The UK’s university staff union has called for a boycott of Trinity College, Cambridge after it confirmed its decision to withdraw from the Universities Superannuation Scheme (USS).
The University and College Union (UCU) censured the college’s leadership after a motion to reconsider its exit from USS, posed at a meeting this morning, was rejected by 43 votes to 76.
In a statement, UCU said it would set up a committee to attempt to engage with Trinity College fellows and “press the case for it to reverse its decision before the boycott became necessary”.
Should this prove unsuccessful, UCU said it would ask all higher education staff “across the globe” to refuse to speak at, attend or organise academic events at Trinity, not to give lectures there and not to take up any form of employment with the college.
Trinity College officially withdrew from the £64.5bn (€72.2bn) multi-employer pension fund on 31 May after its leadership decided that it did not want to run the risk of picking up costs relating to other USS employers if they go bust.
Exiting the scheme will cost 2% of its assets, Trinity said today, amounting to roughly £29m based on data from its 2017-18 accounts. Trinity’s endowment funds were worth a combined £1.5bn as of 30 June 2018.
Trinity defends withdrawal decision
The college said its academic employees had been transferred to a new pension arrangement “providing the same benefits as USS”. This would affect “fewer than 20” full-time staff, Trinity said, or 0.01% of USS’ total active membership.
“This decision to leave USS will remove the remote but existential risk to the college arising from continued participation in USS,” the college said in its statement. “Although the college is a tiny employer, in a worst-case scenario, all of its assets could be transferred to USS.”
Rory Landman, senior bursar at Trinity, said the decision followed “substantial legal and actuarial advice” and was “in the best interests of the college”. He added that it would support the college’s ability to provide funding to other higher education establishments.
UCU head of higher education Paul Bridge said: “The cost to Trinity’s reputation from a boycott will be far greater than the tiny risk of being left to carry the can for pensions if the higher education sector collapses. Trinity’s overreaction to such an unlikely risk will cost the college millions of pounds and leave it at odds with the rest of the sector when it comes to pension provision.
“A boycott is our most serious sanction, but Trinity needs to be clear that we are prepared to implement one there. The sector needs to work together to deliver high quality, guaranteed pensions and it is up to Trinity to now reconsider its short-sighted decision.”
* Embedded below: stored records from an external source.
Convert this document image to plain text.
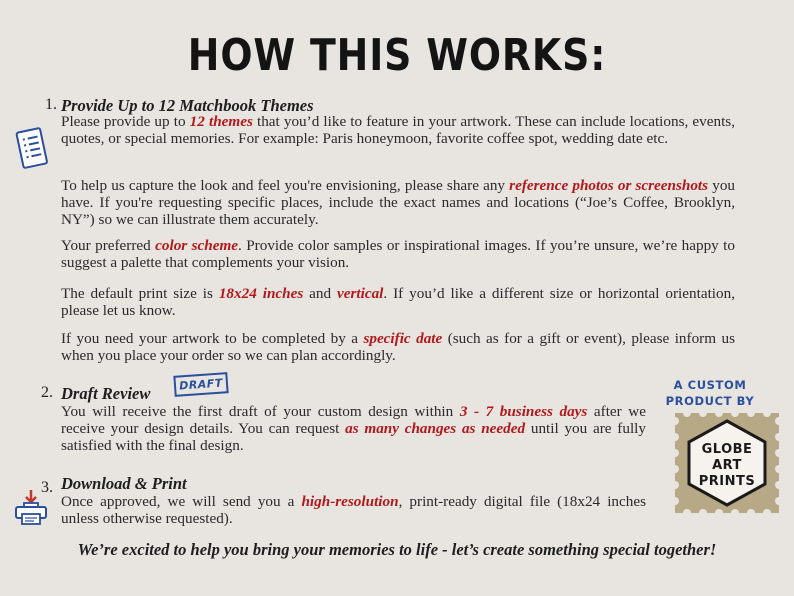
HOW THIS WORKS:
1. Provide Up to 12 Matchbook Themes
Please provide up to 12 themes that you’d like to feature in your artwork. These can include locations, events, quotes, or special memories. For example: Paris honeymoon, favorite coffee spot, wedding date etc.
To help us capture the look and feel you're envisioning, please share any reference photos or screenshots you have. If you're requesting specific places, include the exact names and locations (“Joe’s Coffee, Brooklyn, NY”) so we can illustrate them accurately.
Your preferred color scheme. Provide color samples or inspirational images. If you’re unsure, we’re happy to suggest a palette that complements your vision.
The default print size is 18x24 inches and vertical. If you’d like a different size or horizontal orientation, please let us know.
If you need your artwork to be completed by a specific date (such as for a gift or event), please inform us when you place your order so we can plan accordingly.
2. Draft Review	DRAFT
You will receive the first draft of your custom design within 3 - 7 business days after we receive your design details. You can request as many changes as needed until you are fully satisfied with the final design.
3. Download & Print
Once approved, we will send you a high-resolution, print-ready digital file (18x24 inches unless otherwise requested).
A CUSTOM
PRODUCT BY
GLOBE
ART
PRINTS
We’re excited to help you bring your memories to life - let’s create something special together!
Jo Grady, general secretary of the UCU, wrote to Trinity teaching staff last month arguing that the college would “not benefit from the decision to exit”, adding that there was “no plausible scenario in which USS will need to call on Trinity’s assets”. She described the exit bill as “a waste”.
USS plays down impact of Trinity exit
A spokesperson for USS said the withdrawal would not have a material impact on the scheme’s funding position or covenant strength “in isolation”.
“As a multi-employer scheme backed by more than 340 institutions, USS has significant scale and strength which brings several benefits to all of our sponsoring institutions along with our members in the form of lower investment management costs and the pooling of risk,” the spokesperson said.
“The trustee’s primary objective is to ensure the valuable benefits promised by USS are secure for all of our members and options for protecting the strength of the collective financial support offered by sponsoring employers are currently under consideration.”
Thousands of academic staff went on strike last year to oppose the closure of USS, prompting the establishment of a joint expert panel to scrutinise the valuation and come up with alternative options.
The panel concluded that USS could take more risk to lower the level of employer and employee contributions required, arguing that “USS is a large, open, immature scheme which is cashflow positive and can adopt a very long-term time horizon”.
The UCU last month demanded that the pension scheme should adopt all the panel’s recommendations, as well as calling for the resignation of USS chief executive Bill Galvin.